Of course, from a personal perspective this feels to many, and myself I must admit, like a huge change to the way we have driven – well since I learned how to drive 36 years ago! My gut reacts against an imposed reduction in speed, in a city that already feels difficult to move around as a motorist. My mind jumps immediately to …. Won’t this make my journey times longer? Why don’t they fix the roads instead? There is no enforcement anyway so why will this make a difference?
From an individual perspective the risk of having an accident and hurting myself, loved ones or others seems small – however we need to weigh up the safety gains from a societal point of view.

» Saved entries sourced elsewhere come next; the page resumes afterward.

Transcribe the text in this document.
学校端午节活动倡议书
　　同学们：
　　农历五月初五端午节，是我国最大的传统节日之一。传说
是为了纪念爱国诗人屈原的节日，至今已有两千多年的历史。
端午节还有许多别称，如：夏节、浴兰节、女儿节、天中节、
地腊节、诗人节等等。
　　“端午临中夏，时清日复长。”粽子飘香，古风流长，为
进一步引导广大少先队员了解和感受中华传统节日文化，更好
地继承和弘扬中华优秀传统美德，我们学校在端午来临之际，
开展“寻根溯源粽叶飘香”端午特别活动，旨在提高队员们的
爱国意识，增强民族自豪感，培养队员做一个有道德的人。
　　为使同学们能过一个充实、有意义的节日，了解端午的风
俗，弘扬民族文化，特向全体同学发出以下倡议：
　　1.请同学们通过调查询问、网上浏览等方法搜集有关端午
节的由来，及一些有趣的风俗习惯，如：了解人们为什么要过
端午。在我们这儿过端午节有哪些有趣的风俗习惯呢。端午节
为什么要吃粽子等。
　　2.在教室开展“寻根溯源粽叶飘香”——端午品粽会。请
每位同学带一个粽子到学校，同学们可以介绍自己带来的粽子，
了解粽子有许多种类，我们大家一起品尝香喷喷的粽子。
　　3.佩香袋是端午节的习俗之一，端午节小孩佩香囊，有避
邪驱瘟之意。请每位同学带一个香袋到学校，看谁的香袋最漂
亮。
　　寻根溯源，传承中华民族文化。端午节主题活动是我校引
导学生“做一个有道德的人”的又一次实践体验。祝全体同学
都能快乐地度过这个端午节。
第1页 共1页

We have had a horror month on New Zealand roads with the deaths of three road workers in the Bay of Plenty and another this week in Wellington. Of course, we don’t know if speed was a factor in any – as the investigations are currently in process, but it makes me reflect on the thousands of construction workers we send out every day that interact with roads and road-users. It is not hard to see them in central Auckland. For the last month I have been a daily observer of men and woman of our construction work force manning the crossings along Quay St, helping control the traffic and protect the pedestrians in a difficult environment.
Auckland Transport’s Safe Speed Website reports that between 2013 and 2017 fatal and serious accidents have increased in Auckland by 67% (327 more). Furthermore 43% of these injured or killed on urban roads were vulnerable road users – i.e. pedestrians, cyclists or motorcyclists.
High-Vis works to a certain degree in that it may give a vehicle a second or two more reaction time in noticing a worker, however it doesn’t make you any less vulnerable after you have been hit. Road cones and signs have their use but we know from our hierarchy of controls that warnings and PPE and not as effective as other forms of control. If that’s all we have – then this isn’t enough.
The theory behind reducing speed is simple and works in a two-fold manner. Reducing speed firstly impacts the likelihood of an accident occurring. Loss of control events, distractions and driver errors all reduce dramatically when speed is lowered. This is basic human response where we have more time to recover and adjust from an unanticipated event at lower speeds than at higher.
The second way that reducing speed helps us is, in the event of an accident occurring, the impact on the humans involved in the accident lowers disproportionately when speed reduces.
Going from 50kph to 30kph reduces the risk of death from 80% to 10% according to the AT website.
And if that is not enough this is backed by a sizeable body of knowledge from overseas. The International Transport Forum (an OECD organisation) in its Speed and Crash Risk report 2018 reports the following:
· The risk of death from being hit by a car (as a pedestrian) is 4-5 times higher at 50kph than 30kph.
· In areas where there are a high mix of vulnerable road users and motor vehicle traffic – a reasonable speed limit is 30 kph.
· On rural roads, without a median barrier, to reduce the risk of head on collisions – a speed limit of 70kph is appropriate.
· Where motorised vehicles and vulnerable road users share the same space – such as residential areas, 30kph is the recommended maximum.
· Most unprotected road users survive if hit by a vehicle only up to 30kph
· A modern car can protect occupants up to 50kph in a side collision and
· A safe car can protect occupants up to 70kph in a head on collision
The report goes on to confirm that Auckland would not be the first to make this kind of reduction. Many countries and cities have gone down this path before us. The report also goes into detail for 11 case study countries for those that need further convincing.
From a CHASNZ perspective there is wholehearted support for Auckland Transport’s Safe Speed’s Programme. Our road workers are vulnerable in that they too are pedestrians and spend a lot of their working day in higher risk traffic zones, thus increasing their exposure over and above the average New Zealander walking on our streets. This combined with increased enforcement and other measures will save lives and prevent life changing injuries.